(Imagem: Reprodução Redes Sociais)

Não consigo imaginar como deve ter sido a reação das centenas de pessoas no momento em que a barragem deixou a limitação do seu espaço e veio cortando cidade à dentro. Brumadinho e todo o resto do país chora, sente medo e uma porção de dúvidas. Não é porque o fato não aconteceu em nossa região que não devemos nos preocupar. Isso tudo envolve nosso país e como administramos o que dele faz parte.

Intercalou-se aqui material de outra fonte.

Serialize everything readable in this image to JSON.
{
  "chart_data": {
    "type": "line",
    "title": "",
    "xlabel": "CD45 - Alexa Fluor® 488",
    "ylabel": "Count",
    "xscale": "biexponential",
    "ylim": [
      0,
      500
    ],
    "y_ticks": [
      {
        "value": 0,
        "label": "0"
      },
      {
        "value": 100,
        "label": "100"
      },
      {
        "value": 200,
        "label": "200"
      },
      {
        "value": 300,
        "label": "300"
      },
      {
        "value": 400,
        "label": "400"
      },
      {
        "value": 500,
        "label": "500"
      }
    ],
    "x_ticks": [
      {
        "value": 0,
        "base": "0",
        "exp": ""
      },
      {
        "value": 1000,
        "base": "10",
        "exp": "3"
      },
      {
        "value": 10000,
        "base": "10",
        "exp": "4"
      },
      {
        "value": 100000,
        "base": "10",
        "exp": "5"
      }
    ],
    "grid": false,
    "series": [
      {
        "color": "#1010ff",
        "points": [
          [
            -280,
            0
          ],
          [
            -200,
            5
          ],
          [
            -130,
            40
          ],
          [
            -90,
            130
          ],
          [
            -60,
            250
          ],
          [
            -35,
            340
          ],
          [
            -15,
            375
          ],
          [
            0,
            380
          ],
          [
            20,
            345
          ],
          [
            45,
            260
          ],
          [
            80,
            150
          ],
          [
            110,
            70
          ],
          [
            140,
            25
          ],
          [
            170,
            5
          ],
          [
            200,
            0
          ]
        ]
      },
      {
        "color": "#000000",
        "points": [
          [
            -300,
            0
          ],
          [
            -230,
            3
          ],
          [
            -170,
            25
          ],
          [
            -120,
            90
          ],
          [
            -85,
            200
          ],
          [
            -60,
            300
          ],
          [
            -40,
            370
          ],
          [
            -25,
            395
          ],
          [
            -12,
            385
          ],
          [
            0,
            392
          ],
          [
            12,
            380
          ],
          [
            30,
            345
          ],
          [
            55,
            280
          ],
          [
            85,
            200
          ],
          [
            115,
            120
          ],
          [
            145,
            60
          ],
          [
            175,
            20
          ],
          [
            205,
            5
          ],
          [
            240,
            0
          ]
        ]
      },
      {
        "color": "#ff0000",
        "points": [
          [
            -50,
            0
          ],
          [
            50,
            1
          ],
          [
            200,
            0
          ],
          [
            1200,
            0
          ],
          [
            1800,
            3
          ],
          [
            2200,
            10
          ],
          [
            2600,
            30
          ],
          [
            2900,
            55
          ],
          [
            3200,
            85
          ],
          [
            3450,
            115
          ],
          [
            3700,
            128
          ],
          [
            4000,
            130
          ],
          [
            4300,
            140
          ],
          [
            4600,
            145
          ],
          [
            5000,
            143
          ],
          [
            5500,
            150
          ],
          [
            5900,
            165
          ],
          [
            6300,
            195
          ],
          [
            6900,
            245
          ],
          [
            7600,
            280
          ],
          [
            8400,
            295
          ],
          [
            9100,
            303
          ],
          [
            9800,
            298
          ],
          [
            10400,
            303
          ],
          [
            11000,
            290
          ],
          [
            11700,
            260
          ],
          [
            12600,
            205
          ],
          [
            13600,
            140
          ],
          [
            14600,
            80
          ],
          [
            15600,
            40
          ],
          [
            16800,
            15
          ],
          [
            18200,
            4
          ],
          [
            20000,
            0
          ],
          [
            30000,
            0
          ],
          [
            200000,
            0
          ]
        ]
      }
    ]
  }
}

Sabe quando alguém faz alguma coisa errada e tempos depois, quando você espera que a pessoa tenha aprendido com o erro, ela vai lá e faz tudo de novo? Foi esse sentimento que milhares de pessoas sentiram ao ler a manchete que repetiu um fato que aconteceu há 3 anos no mesmo estado: o rompimento da barragem na cidade de Mariana. Em 2019 os danos à vida sobrepuseram os números do primeiro desastre, mas esses dados não diminuem em nada a irresponsabilidade e falta de cuidado dos dois casos.

Não há indenização que diminua o sofrimento de quem ainda não encontrou seus familiares soterrados em rejeitos de minério. Não há dinheiro que devolva a biodiversidade daquela cidade. A tragédia também se resume nos danos psicológicos de todos os sobreviventes, que terão que conviver, dia a dia, com a lembrança do dia 25 de janeiro.

No país em que seu povo gosta de abraçar “títulos”, o desastre em Brumadinho foi considerado o maior acidente de trabalho do país, e também poderá se tornar o segundo acidente industrial – denominação para desastres de larga escala causados por atividades empresariais – mais mortífero do século 21 em todo o mundo, segundo especialistas e rankings compilados pela BBC News Brasil.